La sédation est fréquente. Les patients ne doivent pas conduire et doivent prendre des précautions pour prévenir les chutes et autres accidents pendant un certain temps après le début des opiacés et après une augmentation de la dose jusqu'à ce qu'ils puissent juger de l'effet du produit sur leur capacité à pratiques ce genre d'activités. Les patients et les membres de la famille doivent être informés de contacter un de leurs praticiens en cas de sédation excessive ou persistante. Si la sédation diminue la qualité de la vie, certains stimulants peuvent être administrés de façon intermittente (p. ex., avant une réunion familiale ou d'autres événements qui exigent un bon niveau de vigilance) ou, dans le cas de certains patients, régulièrement.

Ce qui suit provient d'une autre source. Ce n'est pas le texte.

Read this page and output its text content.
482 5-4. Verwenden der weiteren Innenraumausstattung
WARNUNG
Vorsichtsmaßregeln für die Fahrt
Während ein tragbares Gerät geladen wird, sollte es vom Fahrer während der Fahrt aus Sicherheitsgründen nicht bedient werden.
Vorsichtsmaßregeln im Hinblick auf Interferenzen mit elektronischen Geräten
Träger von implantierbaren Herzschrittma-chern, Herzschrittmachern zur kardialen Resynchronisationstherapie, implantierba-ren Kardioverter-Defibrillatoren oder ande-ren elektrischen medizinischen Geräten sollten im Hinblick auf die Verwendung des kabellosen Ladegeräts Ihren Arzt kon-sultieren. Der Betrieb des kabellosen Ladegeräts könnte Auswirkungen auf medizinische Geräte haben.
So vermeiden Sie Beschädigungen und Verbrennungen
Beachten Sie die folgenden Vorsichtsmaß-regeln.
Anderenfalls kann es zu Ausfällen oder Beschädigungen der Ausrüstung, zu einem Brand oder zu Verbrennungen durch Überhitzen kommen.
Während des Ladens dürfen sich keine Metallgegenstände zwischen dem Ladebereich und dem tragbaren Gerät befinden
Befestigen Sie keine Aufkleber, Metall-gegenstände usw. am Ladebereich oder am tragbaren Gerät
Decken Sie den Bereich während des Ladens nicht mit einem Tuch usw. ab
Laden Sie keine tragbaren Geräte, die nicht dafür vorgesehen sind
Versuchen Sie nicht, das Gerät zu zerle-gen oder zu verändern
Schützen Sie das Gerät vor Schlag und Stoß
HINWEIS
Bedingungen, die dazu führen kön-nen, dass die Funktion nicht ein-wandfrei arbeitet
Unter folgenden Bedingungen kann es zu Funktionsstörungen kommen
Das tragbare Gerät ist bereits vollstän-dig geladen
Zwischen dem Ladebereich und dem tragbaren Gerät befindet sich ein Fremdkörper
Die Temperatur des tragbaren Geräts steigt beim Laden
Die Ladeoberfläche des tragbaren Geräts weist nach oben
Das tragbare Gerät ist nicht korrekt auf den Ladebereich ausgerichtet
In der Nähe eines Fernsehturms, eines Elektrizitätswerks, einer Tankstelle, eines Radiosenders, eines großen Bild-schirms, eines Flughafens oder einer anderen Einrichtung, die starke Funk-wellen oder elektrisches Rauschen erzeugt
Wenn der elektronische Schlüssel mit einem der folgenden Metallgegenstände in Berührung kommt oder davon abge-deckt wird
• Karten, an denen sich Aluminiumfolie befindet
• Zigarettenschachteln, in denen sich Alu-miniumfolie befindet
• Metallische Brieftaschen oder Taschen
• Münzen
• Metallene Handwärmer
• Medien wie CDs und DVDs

Les médicaments qui peuvent être efficaces sont

  • Méthylphénidate (5 à 10 mg par voie orale 1 fois ou 2 fois/jour, titré par 5 mg tous les 3 jours jusqu'à une dose maximale de 40 mg/jour)

  • Dextroamphétamine (initialement, 2,5 mg par voie orale 1 fois ou 2 fois/jour)

  • Modafinil (initialement, 100 mg par voie orale pendant 3 à 7 jours, puis 200 mg par voie orale 1 fois/jour)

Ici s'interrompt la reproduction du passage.